Lily-Rose is capturing attention in her own right, having been part of a photography campaign featuring 10,000 Americans who don't define themselves as "100 per cent straight." She has also been photographed by Karl Lagerfeld for an exhibition at London's Saatchi Gallery featuring portraits of fashionable women wearing Coco Chanel jewellery.
"What is happening with Lily-Rose is something I didn't expect this early, for sure," Depp says, laughing. "But things happen when they happen. Her becoming an actress was never my hope or dream for her but that's what she enjoys doing. So I am very proud of her because she is super together and a sharp, sharp kid. She tells me everything and if she needs any advice I am there. But yeah, it's happening pretty fast and when I see her with all that make-up and stuff, it's disturbing."

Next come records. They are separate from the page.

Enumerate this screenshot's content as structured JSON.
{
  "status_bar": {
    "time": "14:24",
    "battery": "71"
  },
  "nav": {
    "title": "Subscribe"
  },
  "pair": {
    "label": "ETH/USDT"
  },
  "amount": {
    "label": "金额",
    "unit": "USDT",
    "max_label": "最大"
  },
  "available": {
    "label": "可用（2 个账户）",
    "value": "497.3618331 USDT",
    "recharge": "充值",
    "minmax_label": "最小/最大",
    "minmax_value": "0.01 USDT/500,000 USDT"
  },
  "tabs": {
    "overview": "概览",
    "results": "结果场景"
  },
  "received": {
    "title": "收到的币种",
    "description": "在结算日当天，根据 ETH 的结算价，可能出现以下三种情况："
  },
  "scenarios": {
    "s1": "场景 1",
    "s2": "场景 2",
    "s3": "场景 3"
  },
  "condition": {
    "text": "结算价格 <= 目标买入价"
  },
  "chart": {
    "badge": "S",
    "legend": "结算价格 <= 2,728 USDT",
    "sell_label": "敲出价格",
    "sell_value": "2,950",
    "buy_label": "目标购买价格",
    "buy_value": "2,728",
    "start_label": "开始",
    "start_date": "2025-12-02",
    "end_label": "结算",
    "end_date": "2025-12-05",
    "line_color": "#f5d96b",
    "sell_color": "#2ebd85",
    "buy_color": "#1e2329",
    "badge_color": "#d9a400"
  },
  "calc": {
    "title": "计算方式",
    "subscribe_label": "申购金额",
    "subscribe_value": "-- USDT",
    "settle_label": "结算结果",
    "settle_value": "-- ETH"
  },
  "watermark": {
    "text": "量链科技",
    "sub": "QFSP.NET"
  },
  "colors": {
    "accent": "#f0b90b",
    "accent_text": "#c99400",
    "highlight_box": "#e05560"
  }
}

When Depp isn't working, he and Heard divide their time between a 45-acre island he owns in the Caribbean where he moors his 156ft motor yacht, and a gated mansion on the outskirts of Nashville, Tennessee. The vineyard and home he and Paradis own in the South of France was recently put up for sale, but Depp had it taken off the market.
"I don't know why it was ever put up for sale," he says. "It was never my idea, so I had it pulled off the market. The place has been very good to me and I watched my babies grow up there. I don't believe I could ever let it go, because when I become smoke I would love for them to have their kids there."
Before he became an actor, Depp was a guitarist, and he's recently been busy playing with his new band, a super-group called The Hollywood Vampires that features Depp, his Dark Shadows co-star Alice Cooper and Aerosmith's Joe Perry. They added some famous guests including Paul McCartney, Slash and Perry Farrell (of Jane's Addiction) for their first album, the proceeds of which are being donated to charity.
"Music is still part of my life," he says. "But I hate the idea of people coming to see me play the guitar because they've seen me in movies. You want people who are listening to be only interested in the music."
Johnny Depp is always in the publicity spotlight when he has a movie to promote. But when it is over he retreats into another, quieter and more simple world.
"Simplicity, that's what I want," he says. "It's been a rare commodity for me for a number of years, but I enjoy being able to hang out with my girl, read the newspaper and sit back and start to read a book by someone I admire like Lawrence Krauss or Christopher Hitchens. And that's it – simplicity, where the game of Hollywood doesn't exist."